29 kilometres, 29 years
The inaugural birthday run
There’s so much pressure to do something fun on your birthday, something special, something worthy of a birthday. So when people asked me what I was going to do on my birthday — which is today — I felt like a lemon for not having a good plan.
I crushed it last year. Back then, I was living in London and all my friends were working while I, a freelancer, had done the smart thing and taken a day off. Only it wasn’t so smart because, as mentioned, everyone was working. So I took myself out for the perfect day: an early morning, pre-work, fancy coffee with one of my favourite Toms (on the left), followed by reading The Rosie Project outside Hackney Picturehouse while waiting for the lunchtime showing of Dear White People, which I watched alone (this is a good thing). Then I met another of my favourite Toms at Westfield Stratford to eat pizza at Franco Manca, followed by smoking dodgy tea leaf cigarillos that Tom had bought from some shady guy at a market and drinking whisky on Tom’s balcony. I also hosted a house party where the questionable photo to the left was taken.
So the bar was pretty high and the circumstances for this year even harder. For one, I live in Gothenburg now and many of my dearest friends are in England. Not only that, but the friends I do have in Gothenburg are either working or have retreated to a summer house; Swedes really do summer — there’s no staycationing here. I felt like a bit of a Billy no mates. To top it off, my relaxing day off was hijacked by some urgent freelance work and a job interview, leaving just a few hours to squeeze in something suitably birthday-esque.

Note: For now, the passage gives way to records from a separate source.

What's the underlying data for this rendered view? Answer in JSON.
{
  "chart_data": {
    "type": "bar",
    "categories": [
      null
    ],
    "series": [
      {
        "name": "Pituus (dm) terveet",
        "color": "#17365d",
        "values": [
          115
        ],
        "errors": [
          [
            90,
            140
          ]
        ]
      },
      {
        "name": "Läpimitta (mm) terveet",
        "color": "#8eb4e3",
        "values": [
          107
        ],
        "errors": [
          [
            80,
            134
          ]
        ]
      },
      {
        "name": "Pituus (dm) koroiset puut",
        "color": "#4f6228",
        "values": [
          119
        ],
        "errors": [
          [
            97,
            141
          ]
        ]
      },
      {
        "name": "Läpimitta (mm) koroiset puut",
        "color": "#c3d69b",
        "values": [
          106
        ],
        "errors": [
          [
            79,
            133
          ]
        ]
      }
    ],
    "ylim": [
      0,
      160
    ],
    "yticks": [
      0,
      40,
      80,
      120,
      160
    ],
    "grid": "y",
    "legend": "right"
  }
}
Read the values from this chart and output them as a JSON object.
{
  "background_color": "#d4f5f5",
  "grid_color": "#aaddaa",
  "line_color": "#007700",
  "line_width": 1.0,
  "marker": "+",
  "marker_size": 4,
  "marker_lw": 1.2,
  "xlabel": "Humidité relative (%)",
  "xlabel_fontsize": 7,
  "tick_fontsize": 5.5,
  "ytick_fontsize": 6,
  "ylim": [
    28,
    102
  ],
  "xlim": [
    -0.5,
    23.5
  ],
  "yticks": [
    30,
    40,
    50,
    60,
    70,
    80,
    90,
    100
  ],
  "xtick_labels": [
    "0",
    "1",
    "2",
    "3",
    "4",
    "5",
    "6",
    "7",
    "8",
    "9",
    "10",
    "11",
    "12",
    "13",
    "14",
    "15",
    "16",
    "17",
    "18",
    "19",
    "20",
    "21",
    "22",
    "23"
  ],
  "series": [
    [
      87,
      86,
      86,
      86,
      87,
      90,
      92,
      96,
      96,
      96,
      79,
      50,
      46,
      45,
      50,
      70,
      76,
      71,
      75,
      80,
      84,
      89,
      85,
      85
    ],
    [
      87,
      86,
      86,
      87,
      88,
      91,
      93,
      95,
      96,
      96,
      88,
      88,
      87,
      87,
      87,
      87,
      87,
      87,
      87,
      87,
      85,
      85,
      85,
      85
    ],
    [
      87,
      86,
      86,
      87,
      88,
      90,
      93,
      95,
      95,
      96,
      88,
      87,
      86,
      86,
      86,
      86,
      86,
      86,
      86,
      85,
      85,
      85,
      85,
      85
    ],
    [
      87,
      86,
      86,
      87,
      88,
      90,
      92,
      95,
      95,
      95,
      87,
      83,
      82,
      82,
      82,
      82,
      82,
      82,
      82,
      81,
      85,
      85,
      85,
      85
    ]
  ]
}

I’ve been running a lot lately — partly because that’s something I do nowadays, but also because I’m training for a big race later this year — and while I was out on yesterday’s nine-miler, I finally had an idea: I could do a special run for my birthday — one kilometre for every year I’ve been alive, a 29-kilometre jaunt through the forest. A way to mark the day and celebrate the years I’ve been given.
When midday rolled around, I strapped on my bag (jacket, book, headphones, water) and stepped out the door to the sun attempting to shine, which was about as good a weather scenario as I could hope for. I headed to my usual running haunt, Skatås, but this time went deeper into the forest, running around the Delsjön lakes that are usually too far away for a casual midweek run. I saw some horses by the side of the road in Mölndal, where I also discovered a special Mölndal Snapchat filter, and achieved definite moments of the infamous ‘runner’s high.’ At home, surrounded by my laptop and books and magazines and Netflix, it’s so hard to focus on one thing and feel relaxed. But when I’m running, like today, it’s the only place I want to be.
It’s funny how running has crept into my life — from being a thing I was trying out back in 2010, to a thing I had to do in order to train for a marathon in 2013, to being a thing I now can’t cope without. The past few months have been trying. I’ve experienced the lowest, darkest moments of my life where I’ve wondered if things will ever improve. And on those days, I can’t always bring myself to get out for a run. But when I manage to clamber out of the pit enough to pull on my trainers, I reap the benefits.
There’s not always a tangible high or something magical happening but running levels me out. It brings me closer to my true self. It offers time to think, to focus, dedicated time to listen to new albums or podcasts or nothing at all. It gets me outdoors when I can easily spend a day without leaving my apartment or seeing another human being. It keeps me healthy — not just physically, but mentally.
So today I want to say thank you. For the 29 years I’ve been gifted on earth, more than so many people get. For the healthy body I’m in, when so many people are struggling in bodies that don’t do what they want them to do. For the birthday greeting from Tinder. And for running, for helping me stay alive.
P.S. 30 km, same time next year. Join me?